Life lessons from sports? To be sure, quite a few life lessons are being learned by the victims of these coaches. What it’s like to be abused by a caretaker would be one. And, paraphrasing Menander, the lesson that you haven’t been trained unless you’ve been flogged. Sadly, many of the players, typical of abuse victims, defend their abusers by saying “it was for my own good.”

Remove the physical abuse from consideration and a dictatorial drill sergeant mentality, which would not likely be tolerated in a classroom teacher, still dominates coaching in sports. The mentality is often defended under the blather of providing valuable “life lessons.” Dependent robots and obedience to authority are what these coaches want and get.*

Independent thinking is the life lesson kids most desperately need to be learning—at home, in the classroom, and in sports. They need to be thinking about what they will do with their lives after the sports end, and the sports will end in college, if not sooner, for nearly all of them. What happens then? Get a job stocking shelves at Walmart?

Half of all college athletes after they graduate make less money than their non-athletic counterparts. Why? Because they don’t have the work experience and internships to put on their resumes that the non-athletes have. Athletes are expected by their drill sergeants to spend up to 45 hours per week on their sport. Throw in two hours of homework for every hour in class and not much time is left in the week. The “solution,” of course, for college athletes is to take fewer units and perhaps not ever graduate, or take puffcake courses like billiards, bowling, and water color painting.

Walmart is a fine place to work, but working there after college is not why one gets that degree.

If  the words “fraud” and “exploitation” come to mind in relation to amateur sports, there is good reason. The National Collegiate Athletic Association deserves the epithets the most. Fraud because, as scathingly chronicled, with analogies to slavery, by civil rights historian Taylor Branch (1, 2), there is nothing amateur—in expertise and, especially, money—about today’s sports. And exploitation, because the kids never see a penny of the billions they earn for their universities.

Scholarships are payment, no? No. The so-called full ride, contingent on not getting injured, still leaves an average of $3200 a year to cough up out of pocket, leaving some of the kids from poor families without grocery money or bus fare home for spring break. Another life lesson learned!

The obsession that parents and coaches in youth leagues have over landing a scholarship to college is, to put it mildly, absurd. Aside from the minuscule chance of being granted one, scholarship is still not necessary in most states to get a college education.**

In my thirty-plus years as a college professor, I have had my share of athletes in the classroom. One Division 1 football player told me his practices were from 2:00 – 6:00PM. My class started at 6:00, so he was always late.
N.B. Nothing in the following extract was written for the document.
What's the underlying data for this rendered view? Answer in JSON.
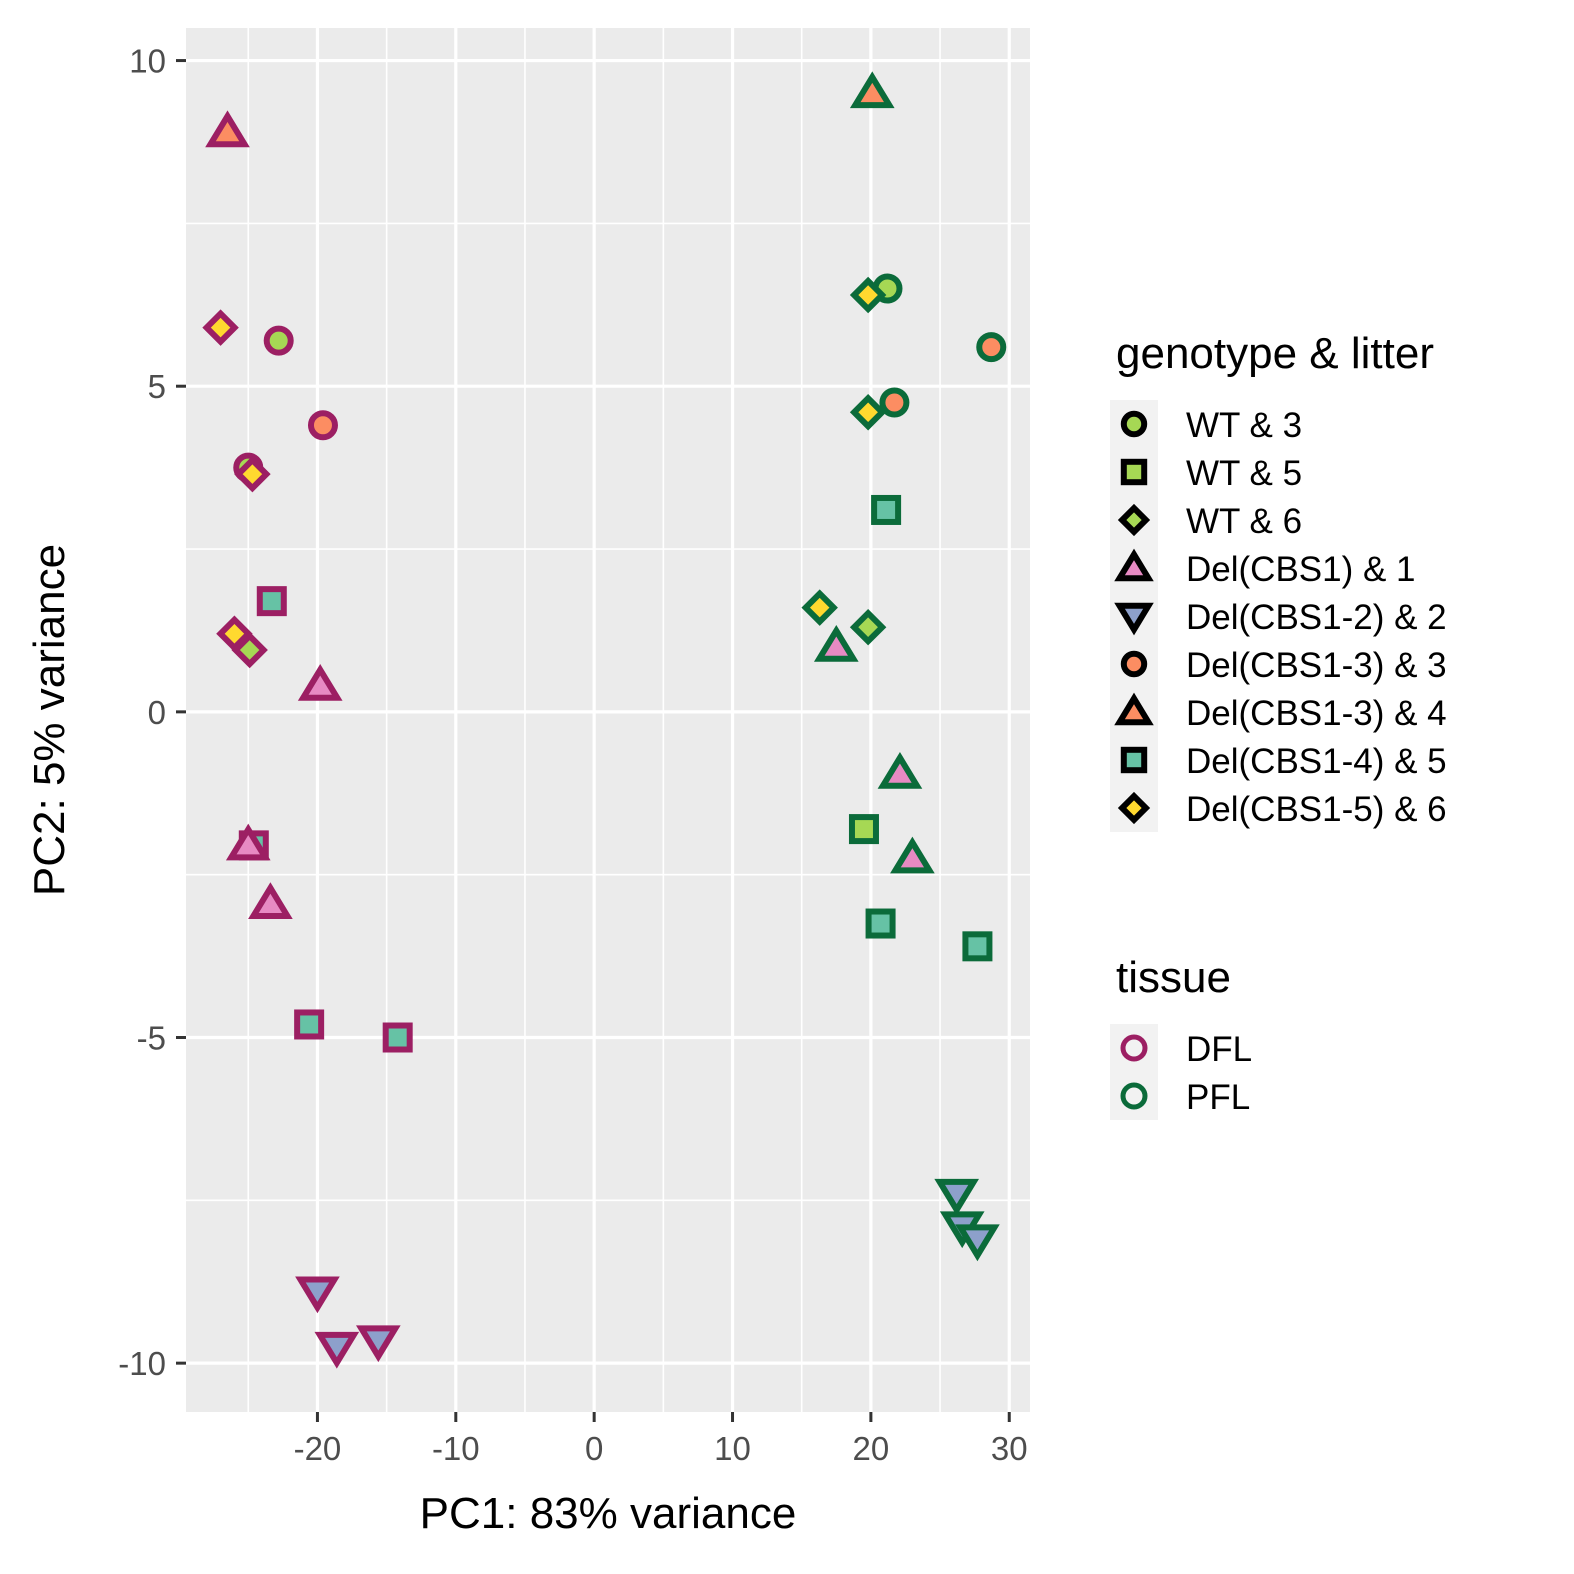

After four or five weeks, I never saw or heard from him again.

Another football player (at a different school) attended my class just after completing his first season in the National Football League. He made two pointed comments to me about why he was in that seat. One, that unlike his teammates he was determined to finish his degree. The second was his observation that when playing in the NFL you are just a  highly paid blue-collar worker. Meaning there was no way he was going to remain a blue-collar worker (or become a stock clerk at Walmart) when his playing days were over. This student went on to a successful career in the NFL and now has an equally successful career in business.

Projecting and setting goals beyond sports. That’s a good life lesson.
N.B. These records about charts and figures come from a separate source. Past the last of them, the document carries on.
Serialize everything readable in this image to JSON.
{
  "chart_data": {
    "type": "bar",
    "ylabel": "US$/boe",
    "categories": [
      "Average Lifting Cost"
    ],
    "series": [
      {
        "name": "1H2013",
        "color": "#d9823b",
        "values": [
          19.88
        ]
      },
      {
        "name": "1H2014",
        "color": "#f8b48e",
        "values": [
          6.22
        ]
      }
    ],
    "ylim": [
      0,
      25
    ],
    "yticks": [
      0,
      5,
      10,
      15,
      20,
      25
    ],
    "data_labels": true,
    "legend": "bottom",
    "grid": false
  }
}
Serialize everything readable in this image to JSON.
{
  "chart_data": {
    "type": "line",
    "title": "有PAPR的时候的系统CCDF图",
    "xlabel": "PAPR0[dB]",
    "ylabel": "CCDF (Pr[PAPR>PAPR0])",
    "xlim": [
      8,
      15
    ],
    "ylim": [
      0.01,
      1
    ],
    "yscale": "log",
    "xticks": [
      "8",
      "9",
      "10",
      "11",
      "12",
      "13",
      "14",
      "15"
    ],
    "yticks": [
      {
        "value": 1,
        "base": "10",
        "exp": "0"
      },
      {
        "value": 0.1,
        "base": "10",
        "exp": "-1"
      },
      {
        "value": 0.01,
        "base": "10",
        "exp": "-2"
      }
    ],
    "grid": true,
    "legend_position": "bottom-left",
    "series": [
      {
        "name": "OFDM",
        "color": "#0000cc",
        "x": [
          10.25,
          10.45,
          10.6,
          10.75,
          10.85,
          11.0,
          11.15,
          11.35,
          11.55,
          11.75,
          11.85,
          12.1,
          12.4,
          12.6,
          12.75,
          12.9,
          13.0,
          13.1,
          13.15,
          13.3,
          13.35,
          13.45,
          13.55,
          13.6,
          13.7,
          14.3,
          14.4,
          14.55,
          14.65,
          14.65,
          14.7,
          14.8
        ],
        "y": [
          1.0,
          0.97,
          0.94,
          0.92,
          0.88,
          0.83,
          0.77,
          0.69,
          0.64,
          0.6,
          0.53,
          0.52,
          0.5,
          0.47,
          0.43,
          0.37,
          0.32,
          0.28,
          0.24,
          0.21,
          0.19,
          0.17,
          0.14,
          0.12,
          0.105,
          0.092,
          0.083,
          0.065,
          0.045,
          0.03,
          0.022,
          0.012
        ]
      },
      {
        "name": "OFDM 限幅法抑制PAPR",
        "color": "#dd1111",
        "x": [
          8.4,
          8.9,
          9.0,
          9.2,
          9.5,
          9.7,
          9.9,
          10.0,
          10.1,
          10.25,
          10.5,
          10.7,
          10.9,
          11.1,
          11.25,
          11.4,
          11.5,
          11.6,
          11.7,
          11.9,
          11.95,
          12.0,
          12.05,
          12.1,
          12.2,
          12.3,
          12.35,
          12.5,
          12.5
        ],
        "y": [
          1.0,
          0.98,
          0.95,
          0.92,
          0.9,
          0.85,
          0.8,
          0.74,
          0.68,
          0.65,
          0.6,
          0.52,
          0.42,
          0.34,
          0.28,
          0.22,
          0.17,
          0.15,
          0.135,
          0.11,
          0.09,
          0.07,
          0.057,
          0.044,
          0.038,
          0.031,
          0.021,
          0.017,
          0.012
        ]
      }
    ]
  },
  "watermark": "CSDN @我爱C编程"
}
*”Legal, even celebrated child abuse” in Olympic gymnastics and figure skating was exposed by Joan Ryan in her 1995 book Little Girls in Pretty Boxes. “Absolute subservience” is how she described the demands of certain famous coaches.
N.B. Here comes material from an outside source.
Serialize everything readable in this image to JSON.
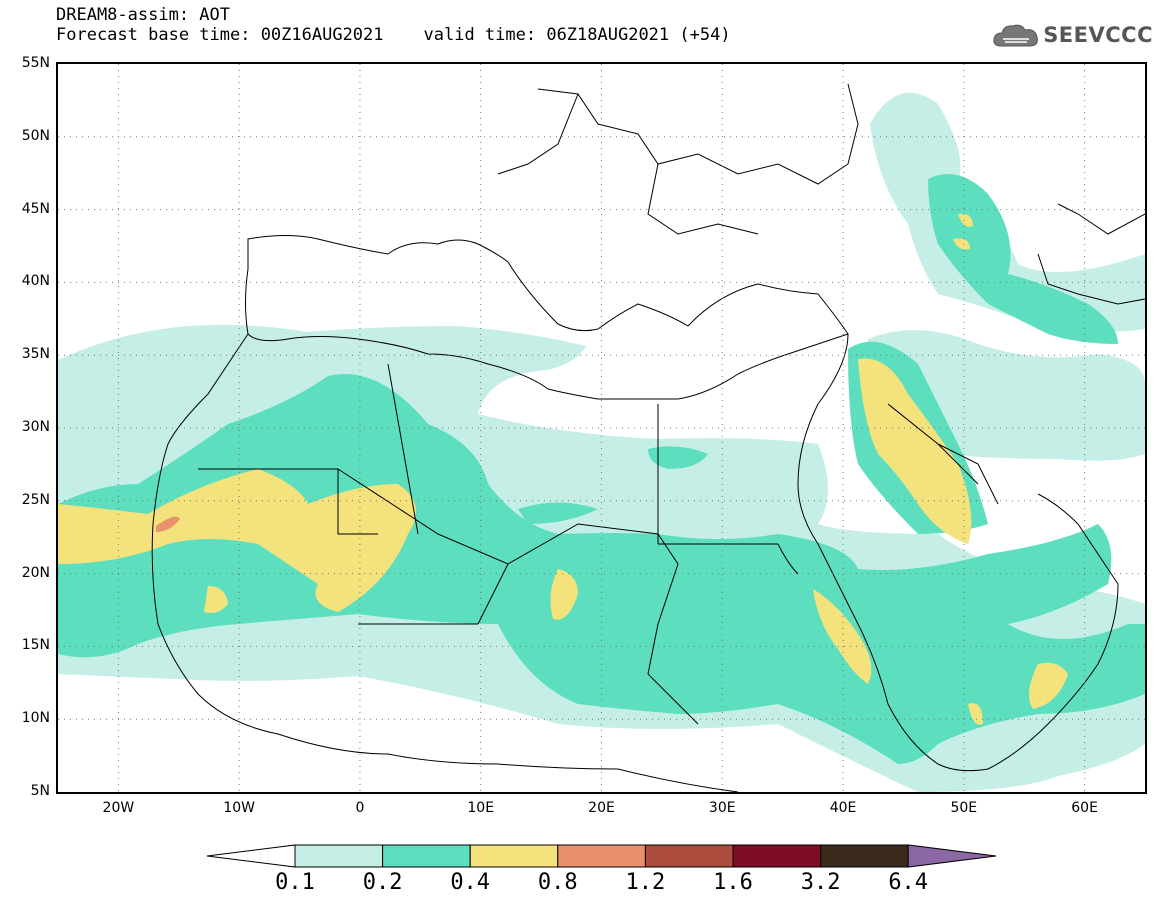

**This assumes that education is what these parents and coaches really care about, as opposed to bragging rights about the child getting a scholarship to a Division 1 school. Forty percent of students in the California State University system receive no financial aid at all. They earn their education the old-fashioned way, going to community college for two years, then working 20-40 hours a week to earn the rest at a Cal State. And California is no longer among the least expensive states in which to attend college.